A federal appeals court last week considered whether police crossed some constitutional threshold by using a GPS device that provided real-time updates as to the whereabouts of a suspected drug trafficker’s automobile.
To date, most Fourth Amendment cases addressing Global Positioning System (GPS) tracking devices have involved surreptitiously installed devices that store data about a vehicle’s location. Police later obtain the data when they recover the device from the suspect’s automobile.
But federal agents and local police used a new-fangled GPS tracking unit when they decided to find out what Juan Cuevas-Perez was up to back in 2009. The GPS device that police attached to his Jeep Laredo was programmed to send detectives text message updates of its location every four minutes.
Cuevas-Perez had come to the attention of federal Immigration and Customs Enforcement (ICE) agents and Phoenix, Arizona, police in connection with a drug distribution investigation.
Around noon on February 6, 2009, Phoenix detective Matthew Shay attached a GPS tracking unit to Cuevas-Perez’s Jeep while it was parked in a public space. The detective had not obtained a search warrant beforehand.
For the next 60 hours, the device allowed Detective Shay to track Cuevas-Perez as he traveled through New Mexico, Texas, Oklahoma, Missouri and Illinois.
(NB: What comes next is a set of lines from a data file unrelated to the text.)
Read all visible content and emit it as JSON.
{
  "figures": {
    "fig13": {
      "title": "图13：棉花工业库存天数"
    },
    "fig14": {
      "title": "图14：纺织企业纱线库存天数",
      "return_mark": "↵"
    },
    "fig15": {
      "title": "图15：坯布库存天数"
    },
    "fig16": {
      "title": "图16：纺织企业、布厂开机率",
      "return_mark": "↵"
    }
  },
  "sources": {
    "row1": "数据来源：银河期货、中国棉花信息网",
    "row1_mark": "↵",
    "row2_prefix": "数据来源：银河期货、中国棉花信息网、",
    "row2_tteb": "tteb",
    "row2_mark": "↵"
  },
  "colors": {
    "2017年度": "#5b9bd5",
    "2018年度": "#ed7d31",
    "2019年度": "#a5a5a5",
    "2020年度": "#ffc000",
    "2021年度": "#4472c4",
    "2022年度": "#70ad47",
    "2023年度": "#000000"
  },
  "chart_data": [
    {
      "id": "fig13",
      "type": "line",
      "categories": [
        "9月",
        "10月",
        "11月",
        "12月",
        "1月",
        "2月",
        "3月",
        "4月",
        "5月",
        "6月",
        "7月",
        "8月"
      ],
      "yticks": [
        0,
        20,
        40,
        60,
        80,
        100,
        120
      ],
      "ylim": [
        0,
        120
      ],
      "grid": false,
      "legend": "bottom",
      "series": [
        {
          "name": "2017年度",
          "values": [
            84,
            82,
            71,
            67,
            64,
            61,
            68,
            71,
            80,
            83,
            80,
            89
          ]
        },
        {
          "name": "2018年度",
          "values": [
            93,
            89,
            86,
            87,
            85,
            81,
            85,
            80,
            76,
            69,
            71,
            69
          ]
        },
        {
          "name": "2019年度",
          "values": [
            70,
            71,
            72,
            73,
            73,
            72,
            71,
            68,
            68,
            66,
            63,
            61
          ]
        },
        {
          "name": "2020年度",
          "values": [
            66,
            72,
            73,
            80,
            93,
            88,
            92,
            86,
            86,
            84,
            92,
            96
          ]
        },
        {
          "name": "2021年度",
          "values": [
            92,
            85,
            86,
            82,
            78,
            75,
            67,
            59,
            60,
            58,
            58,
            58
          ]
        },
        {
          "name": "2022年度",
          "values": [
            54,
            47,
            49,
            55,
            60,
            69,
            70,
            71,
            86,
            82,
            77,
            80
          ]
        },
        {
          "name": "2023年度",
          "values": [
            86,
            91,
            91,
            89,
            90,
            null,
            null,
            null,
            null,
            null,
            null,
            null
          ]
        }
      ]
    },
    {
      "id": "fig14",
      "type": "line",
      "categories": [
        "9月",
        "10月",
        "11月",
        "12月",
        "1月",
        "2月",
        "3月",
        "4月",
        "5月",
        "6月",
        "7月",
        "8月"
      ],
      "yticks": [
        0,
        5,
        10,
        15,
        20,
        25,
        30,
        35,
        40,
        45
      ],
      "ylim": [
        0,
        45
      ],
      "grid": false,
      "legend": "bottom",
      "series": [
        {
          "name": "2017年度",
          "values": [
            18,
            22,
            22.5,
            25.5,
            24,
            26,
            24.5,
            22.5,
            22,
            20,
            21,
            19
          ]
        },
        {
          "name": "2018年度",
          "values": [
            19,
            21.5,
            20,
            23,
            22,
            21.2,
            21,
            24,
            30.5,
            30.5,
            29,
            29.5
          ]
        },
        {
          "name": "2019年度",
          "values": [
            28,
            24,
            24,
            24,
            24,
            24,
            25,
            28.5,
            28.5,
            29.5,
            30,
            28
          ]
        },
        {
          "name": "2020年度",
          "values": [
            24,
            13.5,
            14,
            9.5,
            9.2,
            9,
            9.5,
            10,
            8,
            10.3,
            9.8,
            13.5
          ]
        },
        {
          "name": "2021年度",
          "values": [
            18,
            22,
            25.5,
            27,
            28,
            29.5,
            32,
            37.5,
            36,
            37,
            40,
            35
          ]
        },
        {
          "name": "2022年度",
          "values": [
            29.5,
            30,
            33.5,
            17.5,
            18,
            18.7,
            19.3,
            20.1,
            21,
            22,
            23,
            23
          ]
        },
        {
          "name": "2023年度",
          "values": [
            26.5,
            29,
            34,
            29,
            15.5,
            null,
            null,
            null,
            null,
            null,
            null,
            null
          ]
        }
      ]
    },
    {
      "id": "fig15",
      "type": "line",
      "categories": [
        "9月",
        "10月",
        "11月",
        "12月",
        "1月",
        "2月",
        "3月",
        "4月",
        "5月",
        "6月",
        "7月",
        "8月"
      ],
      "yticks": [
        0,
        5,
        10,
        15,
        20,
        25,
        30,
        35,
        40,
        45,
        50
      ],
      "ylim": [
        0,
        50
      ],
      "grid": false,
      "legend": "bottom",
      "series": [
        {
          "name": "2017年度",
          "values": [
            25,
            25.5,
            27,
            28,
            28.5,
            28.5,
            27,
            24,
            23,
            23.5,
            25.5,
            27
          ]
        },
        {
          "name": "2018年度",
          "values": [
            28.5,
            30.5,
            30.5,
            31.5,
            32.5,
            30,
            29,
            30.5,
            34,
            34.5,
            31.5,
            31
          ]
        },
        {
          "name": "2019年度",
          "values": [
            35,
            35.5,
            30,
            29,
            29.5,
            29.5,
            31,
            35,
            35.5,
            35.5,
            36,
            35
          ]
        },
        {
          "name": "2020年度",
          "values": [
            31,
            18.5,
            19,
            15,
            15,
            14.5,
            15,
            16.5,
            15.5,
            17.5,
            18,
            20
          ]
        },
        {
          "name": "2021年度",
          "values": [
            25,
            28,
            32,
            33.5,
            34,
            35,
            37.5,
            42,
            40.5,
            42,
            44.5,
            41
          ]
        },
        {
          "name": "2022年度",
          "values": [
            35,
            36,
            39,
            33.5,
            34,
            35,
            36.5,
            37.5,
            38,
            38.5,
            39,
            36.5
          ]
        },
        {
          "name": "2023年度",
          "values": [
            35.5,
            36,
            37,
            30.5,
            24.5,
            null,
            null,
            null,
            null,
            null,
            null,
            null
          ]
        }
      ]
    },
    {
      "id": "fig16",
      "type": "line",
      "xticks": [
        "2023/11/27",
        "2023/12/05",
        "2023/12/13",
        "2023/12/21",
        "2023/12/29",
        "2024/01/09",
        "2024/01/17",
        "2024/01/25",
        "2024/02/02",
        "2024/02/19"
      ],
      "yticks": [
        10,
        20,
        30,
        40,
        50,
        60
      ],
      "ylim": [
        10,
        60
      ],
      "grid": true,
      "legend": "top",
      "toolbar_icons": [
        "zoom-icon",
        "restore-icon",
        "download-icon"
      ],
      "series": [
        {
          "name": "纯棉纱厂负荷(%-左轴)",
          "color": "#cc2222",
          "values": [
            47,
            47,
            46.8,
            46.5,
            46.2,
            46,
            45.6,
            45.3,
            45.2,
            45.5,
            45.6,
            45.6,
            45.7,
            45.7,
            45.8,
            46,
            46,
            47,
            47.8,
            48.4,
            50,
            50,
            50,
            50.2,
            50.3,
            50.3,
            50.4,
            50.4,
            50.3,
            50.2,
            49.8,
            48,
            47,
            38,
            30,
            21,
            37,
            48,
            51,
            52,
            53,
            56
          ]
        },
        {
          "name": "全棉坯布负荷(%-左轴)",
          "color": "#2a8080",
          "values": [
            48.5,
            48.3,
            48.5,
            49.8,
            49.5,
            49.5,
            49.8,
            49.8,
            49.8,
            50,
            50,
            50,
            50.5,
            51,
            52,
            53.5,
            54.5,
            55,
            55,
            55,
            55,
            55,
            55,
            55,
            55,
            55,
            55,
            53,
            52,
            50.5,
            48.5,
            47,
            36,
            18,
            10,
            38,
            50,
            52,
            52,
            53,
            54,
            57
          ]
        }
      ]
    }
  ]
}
Finally, ICE agents in touch with Detective Shay asked the Illinois State Police to take up visual surveillance. On February 8, Illinois state troopers pulled Cuevas-Perez over for a minor traffic violation and a drug-detection brought to the scene alerted to presence of narcotics.
Sure enough, the officers discovered nine packages of heroin when they searched the Jeep.
Cuevas-Perez argued before a federal judge in Illinois that the warrantless use of the GPS device violated his Fourth Amendment rights.
The lower court denied Cuevas-Perez’s motion to suppress, following 7th Circuit precedent that GPS tracking does not constitute a search under the Fourth Amendment.
On appeal, Cuevas-Perez argued that circuit precedent addressing crude GPS devices that merely recorded and stored a vehicle’s location did not govern the lawfulness of more sophisticated GPS devices that provide real-time tracking information to law enforcement.
This issue split the 7th Circuit panel that heard Cuevas-Perez’s appeal. Unfortunately for Cuevas-Perez, the majority sided with the government in upholding his drug conviction last week.
Judge Richard Cudahy wrote for the majority that “we do not consider this particular advancement to be significant for Fourth Amendment purposes in general: real-time information is exactly the kind of information that drivers make available by traversing public roads. …
“The historical data gathered and stored on comparatively primitive GPS devices is actually less akin to the publicly-exposed information on which the Fourth Amendment permissibility of GPS tracking is based.” (U.S. v. Cuevas-Perez)
Judge Diane Wood expressed frank concern with the Orwellian aspect of real-time GPS tracking by government agents.
In her dissent, Judge Wood argued that a warrant should be a prerequisite for using the type of GPS device used to nab Cuevas-Perez.
“To conclude that open-ended, real-time GPS surveillance is not a ‘search’ invites an unprecedented level of government intrusion into every person’s private life,” Wood wrote. “The government could, without any metric of suspicion, monitor the whereabouts of any person without constitutional constraint. Under the majority’s view, such surveillance is tolerable.”